Dare to Lead: Brave Work. Tough Conversations. Whole Hearts. Brene Brown
I’m a latecomer to Brene Brown’s work. “Dare to Lead” is her most recent book and the first I’ve had the chance to read. My loss and easily correctable.
If you go to Amazon, limit your search just to books, and enter “leadership,” you get over 70,000 results. An evergreen topic to be sure and, as a student of organizations, one I’ve been tuned into for decades. This entry is worth your attention.
Brown starts with a definition of a leader as “anyone who takes responsibility for finding the potential in people and processes, and who has the courage to develop that potential.” Leadership is about how you act.
I found it particularly interesting that she deems curiosity to be an essential and central element of effective leadership. Leadership is a willingness to pick a direction and walk into the unknown. Brown draws on work by Ian Leslie who makes this observation:
Curiosity is unruly. It doesn’t like rules, or, at least, it assumes that all rules are provisional, subject to the laceration of a smart question nobody has yet thought to ask. It disdains the approved pathways, preferring diversions, unplanned excursions, impulsive left turns. In short, curiosity is deviant.
This is a take on leadership that may not mesh with conventional cliches. But Brown builds a persuasive case.
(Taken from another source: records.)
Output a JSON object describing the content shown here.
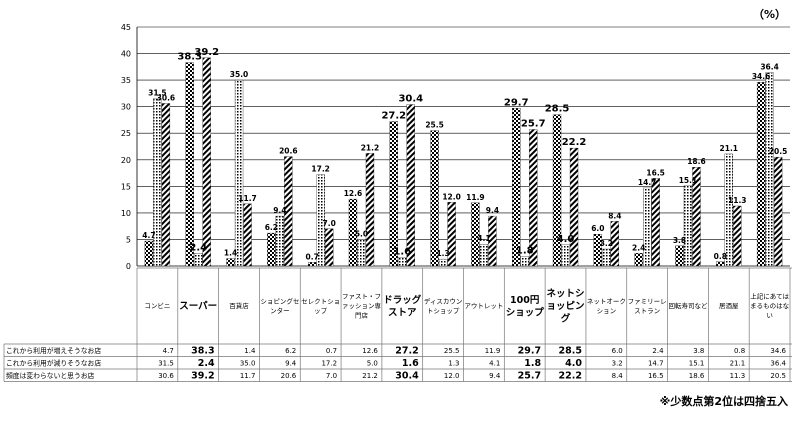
{
  "unit_label": "（%）",
  "footnote": "※少数点第2位は四捨五入",
  "chart_data": {
    "type": "bar",
    "categories": [
      "コンビニ",
      "スーパー",
      "百貨店",
      "ショピングセンター",
      "セレクトショップ",
      "ファスト・ファッション専門店",
      "ドラッグストア",
      "ディスカウントショップ",
      "アウトレット",
      "100円ショップ",
      "ネットショッピング",
      "ネットオークション",
      "ファミリーレストラン",
      "回転寿司など",
      "居酒屋",
      "上記にあてはまるものはない"
    ],
    "bold_categories": [
      1,
      6,
      9,
      10
    ],
    "series": [
      {
        "name": "これから利用が増えそうなお店",
        "values": [
          4.7,
          38.3,
          1.4,
          6.2,
          0.7,
          12.6,
          27.2,
          25.5,
          11.9,
          29.7,
          28.5,
          6.0,
          2.4,
          3.8,
          0.8,
          34.6
        ],
        "pattern": "checker"
      },
      {
        "name": "これから利用が減りそうなお店",
        "values": [
          31.5,
          2.4,
          35.0,
          9.4,
          17.2,
          5.0,
          1.6,
          1.3,
          4.1,
          1.8,
          4.0,
          3.2,
          14.7,
          15.1,
          21.1,
          36.4
        ],
        "pattern": "dots"
      },
      {
        "name": "頻度は変わらないと思うお店",
        "values": [
          30.6,
          39.2,
          11.7,
          20.6,
          7.0,
          21.2,
          30.4,
          12.0,
          9.4,
          25.7,
          22.2,
          8.4,
          16.5,
          18.6,
          11.3,
          20.5
        ],
        "pattern": "diagonal"
      }
    ],
    "table_values": [
      [
        "4.7",
        "38.3",
        "1.4",
        "6.2",
        "0.7",
        "12.6",
        "27.2",
        "25.5",
        "11.9",
        "29.7",
        "28.5",
        "6.0",
        "2.4",
        "3.8",
        "0.8",
        "34.6"
      ],
      [
        "31.5",
        "2.4",
        "35.0",
        "9.4",
        "17.2",
        "5.0",
        "1.6",
        "1.3",
        "4.1",
        "1.8",
        "4.0",
        "3.2",
        "14.7",
        "15.1",
        "21.1",
        "36.4"
      ],
      [
        "30.6",
        "39.2",
        "11.7",
        "20.6",
        "7.0",
        "21.2",
        "30.4",
        "12.0",
        "9.4",
        "25.7",
        "22.2",
        "8.4",
        "16.5",
        "18.6",
        "11.3",
        "20.5"
      ]
    ],
    "y_ticks": [
      "0",
      "5",
      "10",
      "15",
      "20",
      "25",
      "30",
      "35",
      "40",
      "45"
    ],
    "ylim": [
      0,
      45
    ],
    "grid": true,
    "colors": {
      "bars": "#000000",
      "grid": "#000000",
      "table_border": "#777777"
    }
  }
}
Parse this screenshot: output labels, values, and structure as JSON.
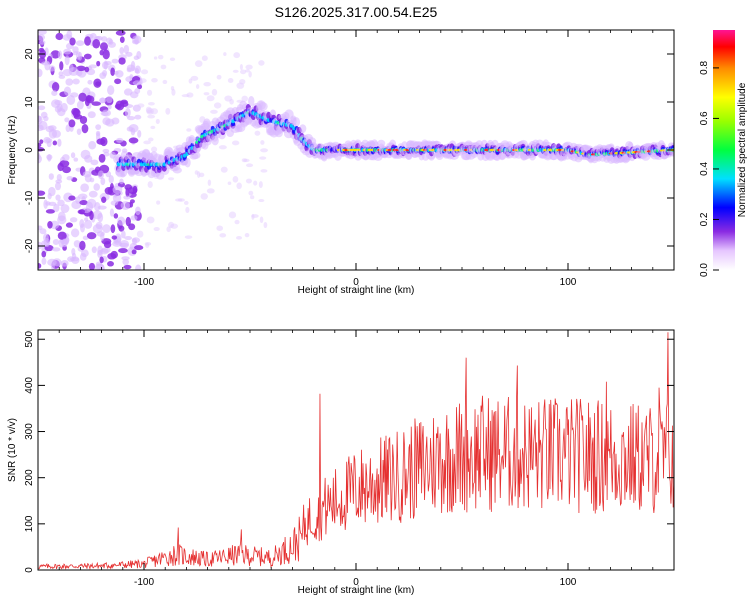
{
  "title": "S126.2025.317.00.54.E25",
  "chart_data": [
    {
      "type": "heatmap",
      "xlabel": "Height of straight line (km)",
      "ylabel": "Frequency (Hz)",
      "xlim": [
        -150,
        150
      ],
      "ylim": [
        -25,
        25
      ],
      "xticks": [
        -100,
        0,
        100
      ],
      "yticks": [
        -20,
        -10,
        0,
        10,
        20
      ],
      "colorbar": {
        "label": "Normalized spectral amplitude",
        "range": [
          0,
          0.95
        ],
        "ticks": [
          0.0,
          0.2,
          0.4,
          0.6,
          0.8
        ]
      },
      "ridge": [
        {
          "x": -110,
          "f": -3
        },
        {
          "x": -90,
          "f": -3
        },
        {
          "x": -80,
          "f": -1
        },
        {
          "x": -72,
          "f": 3
        },
        {
          "x": -62,
          "f": 5
        },
        {
          "x": -50,
          "f": 8
        },
        {
          "x": -40,
          "f": 6
        },
        {
          "x": -30,
          "f": 5
        },
        {
          "x": -25,
          "f": 2
        },
        {
          "x": -20,
          "f": 0
        },
        {
          "x": 0,
          "f": 0
        },
        {
          "x": 50,
          "f": 0
        },
        {
          "x": 100,
          "f": 0
        },
        {
          "x": 110,
          "f": -1
        },
        {
          "x": 150,
          "f": 0
        }
      ]
    },
    {
      "type": "line",
      "xlabel": "Height of straight line (km)",
      "ylabel": "SNR (10 * v/v)",
      "xlim": [
        -150,
        150
      ],
      "ylim": [
        0,
        520
      ],
      "xticks": [
        -100,
        0,
        100
      ],
      "yticks": [
        0,
        100,
        200,
        300,
        400,
        500
      ],
      "color": "#e53030",
      "envelope": [
        {
          "x": -150,
          "y": 10
        },
        {
          "x": -120,
          "y": 12
        },
        {
          "x": -100,
          "y": 18
        },
        {
          "x": -85,
          "y": 45
        },
        {
          "x": -70,
          "y": 30
        },
        {
          "x": -55,
          "y": 45
        },
        {
          "x": -40,
          "y": 35
        },
        {
          "x": -30,
          "y": 70
        },
        {
          "x": -20,
          "y": 130
        },
        {
          "x": -10,
          "y": 160
        },
        {
          "x": 0,
          "y": 190
        },
        {
          "x": 20,
          "y": 220
        },
        {
          "x": 40,
          "y": 260
        },
        {
          "x": 60,
          "y": 275
        },
        {
          "x": 80,
          "y": 270
        },
        {
          "x": 100,
          "y": 270
        },
        {
          "x": 120,
          "y": 265
        },
        {
          "x": 140,
          "y": 260
        },
        {
          "x": 150,
          "y": 270
        }
      ],
      "peaks": [
        {
          "x": -84,
          "y": 92
        },
        {
          "x": -54,
          "y": 88
        },
        {
          "x": -17,
          "y": 382
        },
        {
          "x": 52,
          "y": 460
        },
        {
          "x": 76,
          "y": 443
        },
        {
          "x": 118,
          "y": 408
        },
        {
          "x": 143,
          "y": 395
        },
        {
          "x": 147,
          "y": 515
        }
      ]
    }
  ]
}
She has practical advice as well. Leadership is a skill that develops with practice; learnable, probably coachable, likely not teachable. Among the many ideas Brown offers are two that I expect to add to my own practice immediately. The first is a call to “paint done,” which asks for more imagination than a more conventional “define what equals done.” I can see how I would tackle that.
The second is a conversational gambit Brown calls “the story I make up…” The premise is that we are always making up stories to account for the behavior we see in others. Those stories are generally wrong on multiple dimensions—Google “fundamental attribution error.” Brown’s insight is that if we share the assumptions we are making and defuse them by acknowledging that they are just stories, we can get to a new, shared, story that will let us make real progress.
This is a book I will be returning to. Brown brings a rare blend of research skills and direct leadership experience to her work. Leadership is always in shorter supply than what the world demands.